Ossendowski, como descreve, testemunha o «nascimento do mistério». Esse inquietante sinal subterrâneo, que ele próprio apenas assiste à recepção, parece não existir. Qualquer coisa está desconexa no sentido, é isso que faz Ossendowski não perceber a ocorrência. O sinal é a ausência de sinal. Aparentemente, algo não natural, mas que ao mesmo tempo não é nada, é interpretado pelos mongóis como um cântico. Esse inaudível paralisa, pausa a celeridade, cessa o movimento. Procede daí a intensidade de uma desaceleração no tempo; a sensação intransmissível de que o tempo negoceia com a presença das coisas o temor da sua perda; que os corpos subtraem-se prisioneiros da sua profundidade assim que seja possível suspender o tempo. Mas curiosamente esse mesmo acontecimento produz a revolução do mundo. Aristóteles, na Metafísica, atribui a um motor imóvel a causa de todo o movimento e mudança: «O princípio e o primeiro dos seres é imóvel tanto absolutamente como relativamente, e produz o movimento primeiro, eterno e único.» À imagem de numa roda transcendente cujo eixo imóvel acelera todas as causas indirectamente, como se o pensamento divino, sempre igual a si mesmo, portanto imutável, fosse a potência da mudança do mundo visível. Este lugar que se mantém fixo, como um pólo da Terra, estático, todavia, propulsor da mecânica primordial, do dia e da noite, surge em várias culturas como Axis Mundis, absorvendo o encontro polissémico entre o céu e a terra, o útero, o umbigo e o falo; normalmente é o lugar de um grande simbolismo onde os seres redescobrem a sua manifestação original: onde repousam sustentadamente a sua forma no útero, como concepção, reencontram o trauma do nascimento e assistem ao paroxismo da morte.  Nesse lugar imóvel, a vida como a conhecemos também ela sustém-se, pára, porque se encontra no centro do cosmos.  O «sol deixa de mexer» e o indecidível revela o tempo: como «viajar sem movimento».
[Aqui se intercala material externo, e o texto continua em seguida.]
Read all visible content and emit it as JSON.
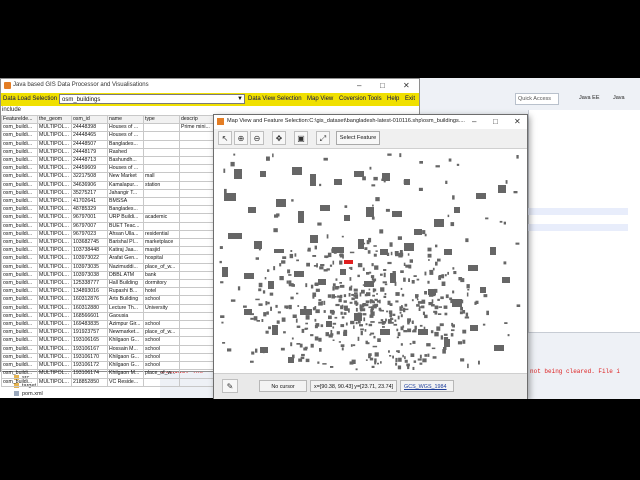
{
  "eclipse": {
    "quick_access": "Quick Access",
    "perspectives": [
      "Java EE",
      "Java"
    ],
    "console_warning": "WARNING: The",
    "console_warning_right": "not being cleared. File i",
    "tree": [
      "Maven Dependencies",
      "src",
      "target",
      "pom.xml"
    ]
  },
  "processor": {
    "title": "Java based GIS Data Processor and Visualisations",
    "menu": {
      "data_load": "Data Load Selection",
      "selected_layer": "osm_buildings",
      "data_view": "Data View Selection",
      "map_view": "Map View",
      "conversion": "Coversion Tools",
      "help": "Help",
      "exit": "Exit"
    },
    "include_label": "include",
    "columns": [
      "FeatureIde...",
      "the_geom",
      "osm_id",
      "name",
      "type",
      "descrip"
    ],
    "rows": [
      [
        "osm_buildi...",
        "MULTIPOL...",
        "24448398",
        "Houses of ...",
        "",
        "Prime mini..."
      ],
      [
        "osm_buildi...",
        "MULTIPOL...",
        "24448465",
        "Houses of ...",
        "",
        ""
      ],
      [
        "osm_buildi...",
        "MULTIPOL...",
        "24448507",
        "Banglades...",
        "",
        ""
      ],
      [
        "osm_buildi...",
        "MULTIPOL...",
        "24448179",
        "Rashed",
        "",
        ""
      ],
      [
        "osm_buildi...",
        "MULTIPOL...",
        "24448713",
        "Bashundh...",
        "",
        ""
      ],
      [
        "osm_buildi...",
        "MULTIPOL...",
        "24459609",
        "Houses of ...",
        "",
        ""
      ],
      [
        "osm_buildi...",
        "MULTIPOL...",
        "32217508",
        "New Market",
        "mall",
        ""
      ],
      [
        "osm_buildi...",
        "MULTIPOL...",
        "34636906",
        "Kamalapur...",
        "station",
        ""
      ],
      [
        "osm_buildi...",
        "MULTIPOL...",
        "35275217",
        "Jahangir T...",
        "",
        ""
      ],
      [
        "osm_buildi...",
        "MULTIPOL...",
        "41702641",
        "BMSSA",
        "",
        ""
      ],
      [
        "osm_buildi...",
        "MULTIPOL...",
        "48785329",
        "Banglades...",
        "",
        ""
      ],
      [
        "osm_buildi...",
        "MULTIPOL...",
        "96797001",
        "URP Buildi...",
        "academic",
        ""
      ],
      [
        "osm_buildi...",
        "MULTIPOL...",
        "96797007",
        "BUET Teac...",
        "",
        ""
      ],
      [
        "osm_buildi...",
        "MULTIPOL...",
        "96797023",
        "Ahsan Ulla...",
        "residential",
        ""
      ],
      [
        "osm_buildi...",
        "MULTIPOL...",
        "103682745",
        "Barishal Pl...",
        "marketplace",
        ""
      ],
      [
        "osm_buildi...",
        "MULTIPOL...",
        "103738448",
        "Katiraj Jaa...",
        "masjid",
        ""
      ],
      [
        "osm_buildi...",
        "MULTIPOL...",
        "103973022",
        "Arafat Gen...",
        "hospital",
        ""
      ],
      [
        "osm_buildi...",
        "MULTIPOL...",
        "103973035",
        "Nazimuddi...",
        "place_of_w...",
        ""
      ],
      [
        "osm_buildi...",
        "MULTIPOL...",
        "103973038",
        "DBBL ATM",
        "bank",
        ""
      ],
      [
        "osm_buildi...",
        "MULTIPOL...",
        "125338777",
        "Hall Building",
        "dormitory",
        ""
      ],
      [
        "osm_buildi...",
        "MULTIPOL...",
        "134893016",
        "Rupashi B...",
        "hotel",
        ""
      ],
      [
        "osm_buildi...",
        "MULTIPOL...",
        "160312876",
        "Arts Building",
        "school",
        ""
      ],
      [
        "osm_buildi...",
        "MULTIPOL...",
        "160312880",
        "Lecture Th...",
        "University",
        ""
      ],
      [
        "osm_buildi...",
        "MULTIPOL...",
        "168566601",
        "Gaousia",
        "",
        ""
      ],
      [
        "osm_buildi...",
        "MULTIPOL...",
        "169483835",
        "Azimpur Gir...",
        "school",
        ""
      ],
      [
        "osm_buildi...",
        "MULTIPOL...",
        "191923757",
        "Newmarket...",
        "place_of_w...",
        ""
      ],
      [
        "osm_buildi...",
        "MULTIPOL...",
        "193106165",
        "Khilgaon G...",
        "school",
        ""
      ],
      [
        "osm_buildi...",
        "MULTIPOL...",
        "193106167",
        "Hossain M...",
        "school",
        ""
      ],
      [
        "osm_buildi...",
        "MULTIPOL...",
        "193106170",
        "Khilgaon G...",
        "school",
        ""
      ],
      [
        "osm_buildi...",
        "MULTIPOL...",
        "193106172",
        "Khilgaon G...",
        "school",
        ""
      ],
      [
        "osm_buildi...",
        "MULTIPOL...",
        "193106174",
        "Khilgaon M...",
        "place_of_w...",
        ""
      ],
      [
        "osm_buildi...",
        "MULTIPOL...",
        "218852850",
        "VC Reside...",
        "",
        ""
      ]
    ]
  },
  "map": {
    "title": "Map View and Feature Selection:C:\\gis_dataset\\bangladesh-latest-010116.shp\\osm_buildings....",
    "select_feature": "Select Feature",
    "cursor": "No cursor",
    "extent": "x=[90.38, 90.43] y=[23.71, 23.74]",
    "crs": "GCS_WGS_1984",
    "feature_color": "#666666",
    "selected_color": "#e02020"
  }
}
Compreende-se que essa dimensão paralela seja debaixo da terra onde tradicionalmente os mortos são sepultados, porque esse cântico não se dirige à superfície e aos homens, mas, entendamos bem, às coisas, aos seres que não abdicam da sua solidez; uma solidez de cadáver, que espreita todas as coisas, como se algo as tivesse abandonado à existência deixando os entes desamparados, desprotegidos da intempérie da multiplicidade. Efectivamente, é a quantidade e a extensão do mundo que cega o Homem. Aí na profusão sente-se o inominável. O vácuo que pertence a Erebus lança um véu de incerteza sobre o que é e o que jamais será na imersão do genérico entre o informe e o descaracterizado. Mas o limite dos objectos não pode senão emergir do oco indiscernível, dessa cavidade cadavérica que simultaneamente lança o múltiplo no mundo e o devolve à sua solidão. A gruta, o oco das coisas, é ao mesmo tempo a separação entre elas, a sua diferença interna e a sua concretude. De outra maneira não haveria a sensibilidade dos sólidos e como consequência não haveria o número.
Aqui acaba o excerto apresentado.